Ti spiego qual è il problema: che tu non parli con me, ma con l’immagine che hai di me.
Ed è stato faticoso costruirla, perché hai dovuto raccogliere un sacco di informazioni. Via via che le informazioni arrivavano, si delineava il contorno: sempre più preciso.
Nel frattempo non stavo fermo. Non perché ci tenga a dar fastidio, ma perché nessuno sta veramente fermo così a lungo.
Ma il contorno si era già delineato, anche se l’immagine non era finita: dovendo aggiungere dettagli ad un ritratto appena abbozzato, uno che fa? Cerca di farlo in modo da mantenere un minimo di ordine ed equilibrio!
Non potevi mica aggiungere un nasone enorme, o un orecchio destro molto più grande del sinistro, o tre metri di lingua.
Così hai continuato a ritoccare, e l’immagine ha mantenuto una sua certa decenza. Bella non è: ma liscia e levigata, con tutte le sue cosine al posto giusto. E più la levighi, meno mi assomiglia.
Non sarebbe neppure un male, se di quando in quando io non cercassi di ricordarti che ho i canini appuntiti, e tu mi liquidassi dicendo che il tuo ritratto non ce li ha quindi non posso averli neppure io.

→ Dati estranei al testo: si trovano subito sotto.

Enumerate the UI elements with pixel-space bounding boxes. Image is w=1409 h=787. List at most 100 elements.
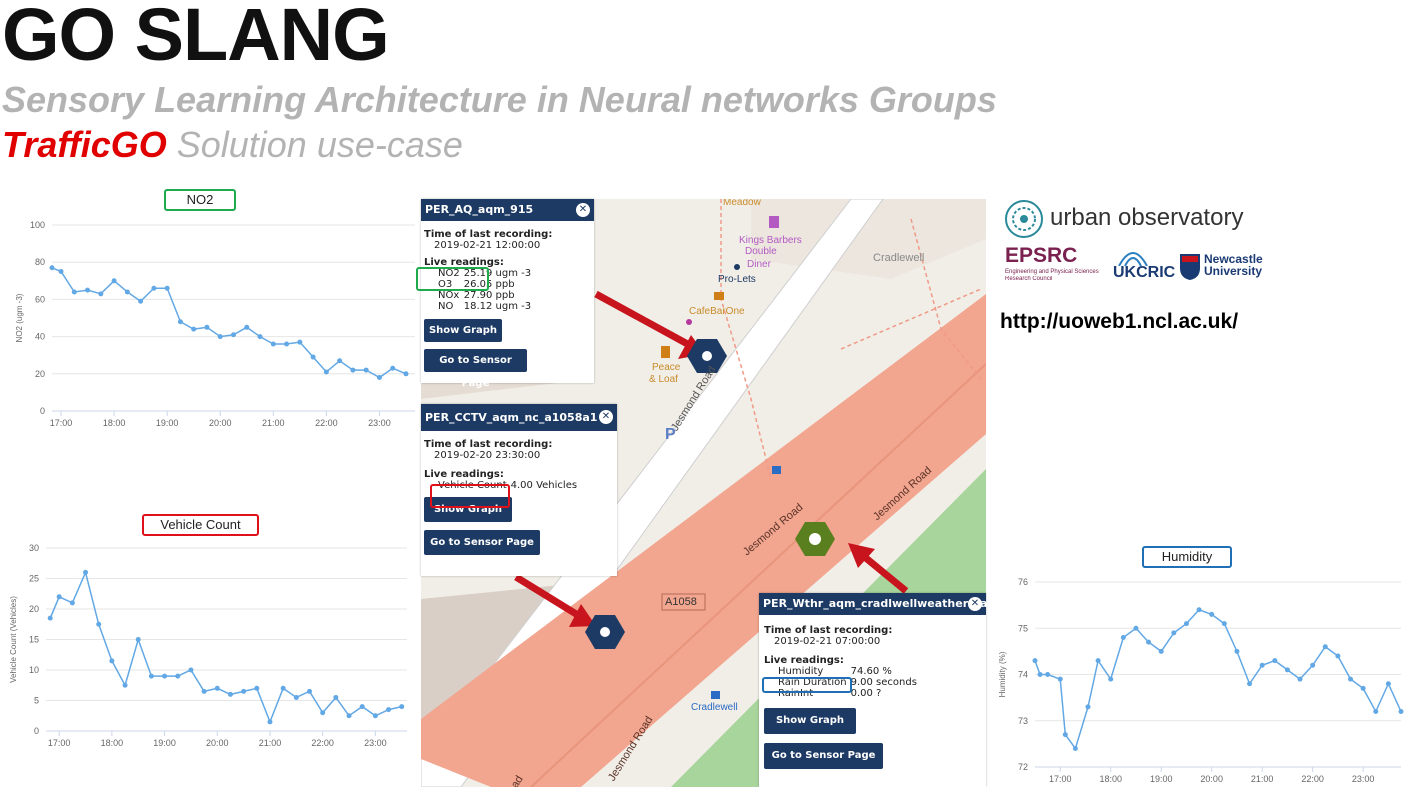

Non è poi così grave: sotto sotto, spero che non ti accorga mai che nell’immagine che hai di me lo sguardo è molto più intelligente dell’originale.
E comunque, io non so disegnare ed il tuo ritratto che ho appeso in testa ha narici enormi. Saperlo non mi impedisce di ridere quando lo guardo.
A guardar bene, ho già parlato di cose simili.